Heleen B. van der Zwaan did a PhD project on the clinical use of three-dimensional echocardiography for assessment of right ventricular function in patients with congenital heart disease. She completed this work in June 2011. She is currently working as a cardiology resident.

K. Y. Esther Leung received her MS degree in applied physics from the Delft University of Technology, The Netherlands. The subject of her thesis was image processing for ultrasound strain imaging. In 2009, she received her PhD degree (cum laude) on the subject of three-dimensional stress echocardiography, at the Erasmus Medical Center. She is currently a clinical physics resident at the Albert Schweitzer hospital. Her research interests include medical technology, image processing, and radiation safety.

Johan G. Bosch is an associate professor and staff member at the Department of Biomedical Engineering, Thoraxcenter, EMC Rotterdam. He specializes in 2-D/3-D echocardiographic image processing/analysis and (3-D) transducer development. His main research interests are optimal border detection, geometrical and statistical models, and anatomical and physical knowledge representations for border detection. He is the leader of projects on 3-D segmentation and 3-D ultrasound guidance in electrophysiology and involved in 2-D and 3-D carotid and 3-D TEE imaging.

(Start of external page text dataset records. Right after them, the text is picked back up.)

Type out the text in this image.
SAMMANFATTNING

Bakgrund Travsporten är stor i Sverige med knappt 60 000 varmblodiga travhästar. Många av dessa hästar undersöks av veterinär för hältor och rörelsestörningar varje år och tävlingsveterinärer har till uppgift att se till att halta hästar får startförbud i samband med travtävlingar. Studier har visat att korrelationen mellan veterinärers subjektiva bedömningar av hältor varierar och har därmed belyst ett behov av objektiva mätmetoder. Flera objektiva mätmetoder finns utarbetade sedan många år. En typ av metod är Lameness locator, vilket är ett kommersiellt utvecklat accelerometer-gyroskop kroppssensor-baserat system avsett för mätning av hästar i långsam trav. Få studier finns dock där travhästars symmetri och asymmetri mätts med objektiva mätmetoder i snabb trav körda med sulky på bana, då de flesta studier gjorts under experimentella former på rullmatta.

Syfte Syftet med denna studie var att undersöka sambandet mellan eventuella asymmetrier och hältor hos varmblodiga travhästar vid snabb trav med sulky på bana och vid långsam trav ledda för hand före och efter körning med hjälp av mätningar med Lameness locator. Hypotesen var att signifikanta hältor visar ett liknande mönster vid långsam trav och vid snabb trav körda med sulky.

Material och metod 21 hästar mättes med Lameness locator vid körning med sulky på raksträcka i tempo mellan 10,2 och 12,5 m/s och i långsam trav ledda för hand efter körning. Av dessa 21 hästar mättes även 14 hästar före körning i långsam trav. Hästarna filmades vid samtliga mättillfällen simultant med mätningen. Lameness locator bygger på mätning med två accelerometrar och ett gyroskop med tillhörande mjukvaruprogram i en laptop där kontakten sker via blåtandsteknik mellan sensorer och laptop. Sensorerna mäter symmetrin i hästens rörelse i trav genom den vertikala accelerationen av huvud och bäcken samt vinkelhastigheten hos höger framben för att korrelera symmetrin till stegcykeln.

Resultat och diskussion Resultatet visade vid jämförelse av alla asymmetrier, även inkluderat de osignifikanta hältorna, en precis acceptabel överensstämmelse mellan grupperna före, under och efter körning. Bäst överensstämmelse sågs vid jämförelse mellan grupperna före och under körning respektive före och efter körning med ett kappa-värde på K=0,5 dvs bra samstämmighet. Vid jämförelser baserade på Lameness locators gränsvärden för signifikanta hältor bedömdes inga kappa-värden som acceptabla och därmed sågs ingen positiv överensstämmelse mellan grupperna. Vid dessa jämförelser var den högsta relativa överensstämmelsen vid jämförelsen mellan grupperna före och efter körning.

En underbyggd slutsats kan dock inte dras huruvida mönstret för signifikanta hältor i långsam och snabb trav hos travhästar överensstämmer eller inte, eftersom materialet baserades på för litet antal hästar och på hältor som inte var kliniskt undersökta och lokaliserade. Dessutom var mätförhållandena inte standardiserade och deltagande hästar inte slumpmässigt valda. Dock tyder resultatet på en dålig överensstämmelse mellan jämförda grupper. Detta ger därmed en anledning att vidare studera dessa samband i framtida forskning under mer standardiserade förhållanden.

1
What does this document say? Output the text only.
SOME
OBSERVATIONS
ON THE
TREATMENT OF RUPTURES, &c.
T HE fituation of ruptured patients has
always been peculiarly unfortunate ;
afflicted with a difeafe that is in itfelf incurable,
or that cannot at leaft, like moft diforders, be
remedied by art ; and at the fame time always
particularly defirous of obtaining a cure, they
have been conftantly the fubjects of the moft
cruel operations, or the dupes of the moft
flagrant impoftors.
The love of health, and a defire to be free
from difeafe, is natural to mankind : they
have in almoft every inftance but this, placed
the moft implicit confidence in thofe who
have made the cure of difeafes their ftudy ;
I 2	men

Josien P. W. Pluim received her MSc degree in computer science (University of Groningen, NL) in 1996 and a PhD degree (Utrecht University, NL) in 2001. Her PhD research was performed at the Image Sciences Institute, University Medical Center Utrecht, on mutual information-based image registration. She is currently an associate professor at the Image Sciences Institute, Utrecht. Her research group works on various topics in medical image analysis, in particular for oncology and digital pathology.